October 2001

From Yale University

Community activism can curtail homelessness among the mentally ill

Homeless people with mental illness manage better if they live in cities and towns with high levels of social capital or community activism, Yale researchers report in the August issue of Health Services Research.

"This is the first study to show that the level of awareness and activism, often called social capital, in a community directly affects the delivery of mental health services to homeless people," said lead investigator Robert Rosenheck, M.D., professor of psychiatry and in the Department of Epidemiology and Public Health at Yale School of Medicine.

For one year, Rosenheck and his colleagues tracked the progress of over 2,500 mentally ill homeless people from 18 towns and cities in the United States. They analyzed community voting records, participation in volunteer work or community projects, and the cohesiveness of the various agencies that help homeless people in these communities.

At the end of the study period, 40 percent of the participants were living in stable housing. Results showed that these ex-homeless people were more likely to be from areas with high levels of social capital.

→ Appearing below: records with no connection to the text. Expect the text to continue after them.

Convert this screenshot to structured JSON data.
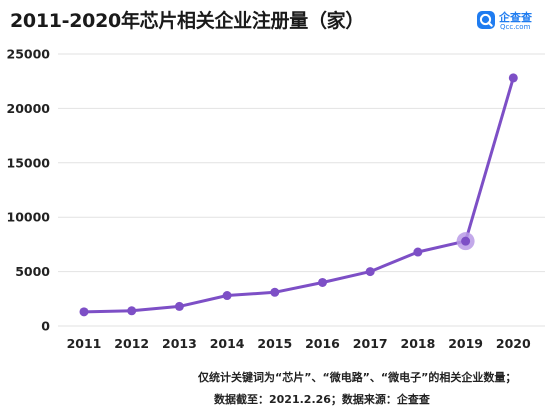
{
  "header": {
    "title": "2011-2020年芯片相关企业注册量（家）",
    "logo": {
      "icon": "qcc-logo-icon",
      "name": "企查查",
      "url": "Qcc.com"
    }
  },
  "notes": [
    "仅统计关键词为“芯片”、“微电路”、“微电子”的相关企业数量；",
    "数据截至：2021.2.26；数据来源：企查查"
  ],
  "colors": {
    "line": "#7d4fc6",
    "marker": "#7d4fc6",
    "halo": "#b99ae6",
    "grid": "#e2e2e2",
    "axis_text": "#222222",
    "logo": "#1f7cf0"
  },
  "chart_data": {
    "type": "line",
    "title": "2011-2020年芯片相关企业注册量（家）",
    "xlabel": "",
    "ylabel": "",
    "x": [
      "2011",
      "2012",
      "2013",
      "2014",
      "2015",
      "2016",
      "2017",
      "2018",
      "2019",
      "2020"
    ],
    "series": [
      {
        "values": [
          1300,
          1400,
          1800,
          2800,
          3100,
          4000,
          5000,
          6800,
          7800,
          22800
        ]
      }
    ],
    "ylim": [
      0,
      25000
    ],
    "yticks": [
      0,
      5000,
      10000,
      15000,
      20000,
      25000
    ],
    "grid": "horizontal",
    "legend": "none",
    "highlight": "2019"
  }
}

"Social capital has been a subject of great interest in recent years because it has been shown to have a positive effect on many aspects of community and economic life," Rosenheck said. "In his recent book 'Bowling Alone,' Robert Putnam suggests that social capital in America may be declining. If so, this study raises the alarms that the effective delivery of human services may be in decline as well."

Rosenheck said social capital improves efforts to help the homeless because it is accompanied by greater trust and cooperation. "The more community residents vote, participate in volunteer activities and attend meetings in their communities, the more they experience trusting relationships that allow people from different agencies to work together," said Rosenheck, who is also director of the Northeast Program Evaluation Center at the VA Connecticut Healthcare System.

These trusting relationships, Rosenheck said, are especially beneficial to agencies such as mental health and public housing agencies that normally have little interaction and limited experience working together. Previous studies have found that agencies with separate funding are often not motivated to collaborate, even when they deliver overlapping services to the same population.

In this current study, Rosenheck said community activism seems to help bridge this gap.

Other researchers on the study include Joseph Morissey, Julie Lam, Michael Calloway, Marilyn Stolar, Mathew Johnson, Frances Randolph, Margaret Blasinsky and Howard Goldman, M.D.

The study was funded by the Center for Mental Health Services of the Department of Health and Human Services and the Substance Abuse and Mental Health Services Administration.